In general AP only accepts commands that affect the movement of the vehicle while in Guided mode. So it’s possible to affect servo outputs or trigger the camera to take a picture from any mode, but when it comes to moving the vehicle, only Guided mode (or Guided_NoGPS) will accept the commands. One other exception is Auto mode when it is executing a GUIDED_ENABLED command… this is rarely used and it is essentially Guided-within-Auto mode.

I understand, so I guess the only way I would have to send commands where I specify target altitude, target attitude, and target velocities (If possible) without GPS would be maybe creating a custom flight mode?

Maybe using Guided mode and faking the gps? (I know the aircraft will drift)

@AbelMartinez90,

It won’t be possible to control the vehicle’s velocity without a real GPS. It’s important to understand that the IMUs on commonly used autopilot can provide acceleration but not to the level of quality that it can be accurately integrated into a velocity or position on it’s own.
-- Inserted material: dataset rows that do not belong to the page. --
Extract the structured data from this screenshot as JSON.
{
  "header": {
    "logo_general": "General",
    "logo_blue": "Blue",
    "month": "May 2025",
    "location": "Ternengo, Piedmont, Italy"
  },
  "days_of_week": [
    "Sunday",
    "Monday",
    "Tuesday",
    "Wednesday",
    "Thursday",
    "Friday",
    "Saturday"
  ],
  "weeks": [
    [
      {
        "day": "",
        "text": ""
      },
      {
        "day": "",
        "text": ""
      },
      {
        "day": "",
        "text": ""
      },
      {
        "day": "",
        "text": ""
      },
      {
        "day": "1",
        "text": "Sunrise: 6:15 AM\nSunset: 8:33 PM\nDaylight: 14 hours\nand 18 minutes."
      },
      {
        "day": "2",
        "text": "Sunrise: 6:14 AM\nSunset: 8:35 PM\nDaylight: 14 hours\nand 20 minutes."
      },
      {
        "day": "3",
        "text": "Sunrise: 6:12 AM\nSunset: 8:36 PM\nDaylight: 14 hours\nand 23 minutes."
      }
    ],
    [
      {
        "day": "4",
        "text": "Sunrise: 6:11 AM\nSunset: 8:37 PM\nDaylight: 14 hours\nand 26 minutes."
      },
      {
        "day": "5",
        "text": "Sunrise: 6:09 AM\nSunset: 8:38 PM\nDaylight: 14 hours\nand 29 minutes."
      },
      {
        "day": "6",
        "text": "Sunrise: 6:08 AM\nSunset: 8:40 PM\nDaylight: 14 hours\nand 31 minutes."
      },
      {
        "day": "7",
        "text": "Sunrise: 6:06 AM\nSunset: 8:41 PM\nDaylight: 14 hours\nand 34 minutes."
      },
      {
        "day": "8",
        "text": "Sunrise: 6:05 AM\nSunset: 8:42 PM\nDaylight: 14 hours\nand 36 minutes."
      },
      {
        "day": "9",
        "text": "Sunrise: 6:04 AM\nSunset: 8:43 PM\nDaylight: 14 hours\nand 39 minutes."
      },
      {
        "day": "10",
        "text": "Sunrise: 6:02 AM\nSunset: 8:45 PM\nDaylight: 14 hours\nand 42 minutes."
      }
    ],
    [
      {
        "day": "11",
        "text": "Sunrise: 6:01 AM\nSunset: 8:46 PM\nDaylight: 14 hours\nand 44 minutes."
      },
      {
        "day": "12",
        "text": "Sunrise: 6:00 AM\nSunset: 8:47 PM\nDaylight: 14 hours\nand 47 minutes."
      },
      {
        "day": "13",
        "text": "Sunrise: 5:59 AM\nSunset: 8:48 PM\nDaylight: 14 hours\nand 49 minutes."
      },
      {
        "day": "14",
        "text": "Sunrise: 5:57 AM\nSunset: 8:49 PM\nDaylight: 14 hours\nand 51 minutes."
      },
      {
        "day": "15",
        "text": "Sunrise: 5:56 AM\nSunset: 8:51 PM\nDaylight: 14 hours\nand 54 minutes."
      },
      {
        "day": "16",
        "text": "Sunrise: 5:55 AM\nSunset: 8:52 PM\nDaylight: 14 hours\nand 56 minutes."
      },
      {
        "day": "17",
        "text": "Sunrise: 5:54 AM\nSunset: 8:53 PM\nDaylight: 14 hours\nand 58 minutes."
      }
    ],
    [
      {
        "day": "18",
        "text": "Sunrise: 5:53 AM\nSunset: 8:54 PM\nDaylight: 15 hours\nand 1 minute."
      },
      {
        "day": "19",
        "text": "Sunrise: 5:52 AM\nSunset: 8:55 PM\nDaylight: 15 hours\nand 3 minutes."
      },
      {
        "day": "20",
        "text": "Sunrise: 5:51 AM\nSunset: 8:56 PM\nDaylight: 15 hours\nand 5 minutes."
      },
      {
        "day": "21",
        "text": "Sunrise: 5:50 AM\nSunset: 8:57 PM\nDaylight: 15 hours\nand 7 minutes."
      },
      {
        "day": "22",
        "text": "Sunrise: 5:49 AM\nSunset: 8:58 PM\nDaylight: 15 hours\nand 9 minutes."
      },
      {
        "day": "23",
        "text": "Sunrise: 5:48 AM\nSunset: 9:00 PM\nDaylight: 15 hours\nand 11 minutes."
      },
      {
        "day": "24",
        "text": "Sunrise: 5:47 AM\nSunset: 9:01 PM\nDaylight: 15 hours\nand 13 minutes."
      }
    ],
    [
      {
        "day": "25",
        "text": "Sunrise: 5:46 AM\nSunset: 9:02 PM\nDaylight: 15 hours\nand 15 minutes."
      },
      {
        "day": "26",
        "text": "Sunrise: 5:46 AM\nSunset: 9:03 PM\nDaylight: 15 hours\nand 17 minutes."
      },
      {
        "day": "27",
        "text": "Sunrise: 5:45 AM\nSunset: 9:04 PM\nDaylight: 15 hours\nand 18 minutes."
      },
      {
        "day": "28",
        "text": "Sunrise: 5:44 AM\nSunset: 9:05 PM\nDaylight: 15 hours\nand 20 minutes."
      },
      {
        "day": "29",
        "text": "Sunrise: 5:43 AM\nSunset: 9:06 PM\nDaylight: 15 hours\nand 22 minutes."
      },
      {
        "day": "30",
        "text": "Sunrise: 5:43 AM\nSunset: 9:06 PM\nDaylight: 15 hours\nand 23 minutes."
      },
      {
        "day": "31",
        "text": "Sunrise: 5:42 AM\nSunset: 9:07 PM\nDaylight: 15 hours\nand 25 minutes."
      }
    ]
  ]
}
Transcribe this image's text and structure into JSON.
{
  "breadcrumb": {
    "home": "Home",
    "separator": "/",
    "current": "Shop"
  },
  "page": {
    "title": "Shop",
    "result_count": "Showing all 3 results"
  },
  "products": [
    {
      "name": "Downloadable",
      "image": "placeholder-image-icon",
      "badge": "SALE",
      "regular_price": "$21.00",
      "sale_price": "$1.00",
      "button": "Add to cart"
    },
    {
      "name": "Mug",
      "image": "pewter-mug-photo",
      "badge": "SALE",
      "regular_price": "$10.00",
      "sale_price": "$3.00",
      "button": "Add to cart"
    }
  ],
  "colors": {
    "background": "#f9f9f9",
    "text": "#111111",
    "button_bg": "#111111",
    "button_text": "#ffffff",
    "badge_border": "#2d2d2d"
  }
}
There’s simply too much drift. Without a real position (or velocity) source to counteract the drift the EKF’s velocity estimate will become many hundreds of kilometers per hour in less than a minute. Without a good velocity or position estimate it’s not possible to control a vehicle’s position or velocity.

It would be possible to allow controlling the vehicle’s altitude and attitude in Guided_NoGPS (but it would require a code enhancement).

Thanks again.

I am new in the development world, I do not really know how should I modify the code to enable altitude target in Guided_NoGps. Where could I find some guidance or help? My coding skills are a little bit limited for now. DO you think that would be possible for me to make these modifications by myself?